US Representative Adam Schiff (D-CA), who will head the House Intelligence Committee in the next Congress, is set to probe the CIA assessment of Saudi Crown Prince Mohammed bin Salman's involvement in the murder of columnist Jamal Khashoggi.
Khashoggi was a Saudi-born writer who worked for the Washington Post and was known for his vocal criticism of Saudi royal family. He was murdered on October 2 in the Saudi Consulate in Istanbul, Turkey.
"Certainly we will be delving further into the murder of Khashoggi, and I want to make sure that the committee is fully debriefed on it," Schiff told reporters Friday.

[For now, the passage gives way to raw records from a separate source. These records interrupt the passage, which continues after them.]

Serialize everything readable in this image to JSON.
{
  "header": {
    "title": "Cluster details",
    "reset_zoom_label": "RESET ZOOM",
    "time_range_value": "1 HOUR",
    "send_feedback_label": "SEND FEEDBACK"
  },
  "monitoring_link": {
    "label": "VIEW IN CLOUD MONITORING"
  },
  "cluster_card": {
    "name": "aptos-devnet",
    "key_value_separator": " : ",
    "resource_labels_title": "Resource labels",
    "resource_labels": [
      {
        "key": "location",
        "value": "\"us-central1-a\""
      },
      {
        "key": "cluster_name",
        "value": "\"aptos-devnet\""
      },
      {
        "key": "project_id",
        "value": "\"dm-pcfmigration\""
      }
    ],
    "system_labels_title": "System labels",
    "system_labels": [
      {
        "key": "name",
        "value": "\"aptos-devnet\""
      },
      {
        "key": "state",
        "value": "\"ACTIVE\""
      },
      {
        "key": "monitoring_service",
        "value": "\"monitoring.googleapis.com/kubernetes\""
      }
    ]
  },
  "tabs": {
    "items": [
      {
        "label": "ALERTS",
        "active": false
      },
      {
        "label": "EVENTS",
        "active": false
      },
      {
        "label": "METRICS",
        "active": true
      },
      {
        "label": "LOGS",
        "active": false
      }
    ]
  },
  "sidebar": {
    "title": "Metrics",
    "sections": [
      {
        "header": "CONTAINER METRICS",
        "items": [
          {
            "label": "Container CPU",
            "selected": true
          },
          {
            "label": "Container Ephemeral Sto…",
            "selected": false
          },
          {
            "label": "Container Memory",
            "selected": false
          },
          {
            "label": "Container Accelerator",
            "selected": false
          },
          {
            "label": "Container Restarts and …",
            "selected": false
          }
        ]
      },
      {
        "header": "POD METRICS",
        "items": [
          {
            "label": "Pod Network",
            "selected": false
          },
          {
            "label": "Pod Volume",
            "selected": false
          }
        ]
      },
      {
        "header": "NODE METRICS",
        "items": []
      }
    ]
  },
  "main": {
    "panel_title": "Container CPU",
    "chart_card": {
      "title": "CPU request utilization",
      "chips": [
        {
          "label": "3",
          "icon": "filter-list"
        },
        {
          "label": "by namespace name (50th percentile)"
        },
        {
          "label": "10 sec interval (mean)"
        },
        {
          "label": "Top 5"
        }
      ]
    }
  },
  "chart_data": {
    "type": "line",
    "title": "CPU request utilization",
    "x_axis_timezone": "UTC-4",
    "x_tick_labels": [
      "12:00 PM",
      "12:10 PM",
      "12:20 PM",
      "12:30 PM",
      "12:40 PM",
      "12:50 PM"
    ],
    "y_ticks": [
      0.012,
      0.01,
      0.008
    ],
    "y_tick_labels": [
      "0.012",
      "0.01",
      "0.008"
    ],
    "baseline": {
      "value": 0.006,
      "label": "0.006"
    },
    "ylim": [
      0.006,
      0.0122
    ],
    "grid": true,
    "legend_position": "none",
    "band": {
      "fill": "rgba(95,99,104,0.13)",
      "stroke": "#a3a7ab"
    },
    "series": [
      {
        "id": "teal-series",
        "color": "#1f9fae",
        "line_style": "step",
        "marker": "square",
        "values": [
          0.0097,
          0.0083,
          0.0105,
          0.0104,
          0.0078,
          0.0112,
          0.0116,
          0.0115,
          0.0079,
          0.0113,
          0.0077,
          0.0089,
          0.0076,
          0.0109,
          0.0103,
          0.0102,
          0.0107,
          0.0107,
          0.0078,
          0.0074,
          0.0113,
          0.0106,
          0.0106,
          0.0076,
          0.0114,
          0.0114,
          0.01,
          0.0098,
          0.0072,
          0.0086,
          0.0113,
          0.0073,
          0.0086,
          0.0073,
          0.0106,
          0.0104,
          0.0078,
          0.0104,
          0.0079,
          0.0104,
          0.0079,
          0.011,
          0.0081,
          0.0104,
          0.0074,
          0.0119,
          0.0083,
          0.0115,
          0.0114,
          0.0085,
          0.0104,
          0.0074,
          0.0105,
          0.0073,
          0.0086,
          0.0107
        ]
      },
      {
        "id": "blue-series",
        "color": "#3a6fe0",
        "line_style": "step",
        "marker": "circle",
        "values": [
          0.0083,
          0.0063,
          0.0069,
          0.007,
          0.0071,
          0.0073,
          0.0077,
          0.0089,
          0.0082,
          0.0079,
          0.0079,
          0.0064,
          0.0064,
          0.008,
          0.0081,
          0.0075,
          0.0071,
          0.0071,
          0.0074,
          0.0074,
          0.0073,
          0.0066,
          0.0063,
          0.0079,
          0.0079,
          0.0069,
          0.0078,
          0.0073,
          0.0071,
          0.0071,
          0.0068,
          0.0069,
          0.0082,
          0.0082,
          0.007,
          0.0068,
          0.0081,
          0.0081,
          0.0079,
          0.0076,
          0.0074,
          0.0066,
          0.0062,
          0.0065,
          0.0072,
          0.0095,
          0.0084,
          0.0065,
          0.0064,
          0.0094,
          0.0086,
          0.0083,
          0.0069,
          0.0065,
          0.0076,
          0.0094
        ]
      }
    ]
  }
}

"We will certainly want to examine what the intelligence community knows about the murder," he added.
Interestingly, Schiff referred to the CIA as the US' "best source of information."
"Then it will be quite clear whether the president is relying on the intelligence community and our best source of information or whether the president is representing something very different," Schiff said, referring to the report's release to Congress.
The probe will tell the Congress whether the US President is "making representations to the public that are at odds with what we know," the California Democrat said.
"[It] could very well be that the crown prince had knowledge of this tragic event — maybe he did and maybe he didn't," Trump said in his statement Tuesday, adding that "we may never know all of the facts" about the incident.
Later Thursday, Trump commented on the CIA report saying that the agency has not provided enough facts to come up with a firm conclusion.
"They didn't conclude. They did not come to a conclusion. They have feelings certain ways…. Nobody's concluded," Trump said. "I don't know if anyone's going to be able to conclude that the crown prince did."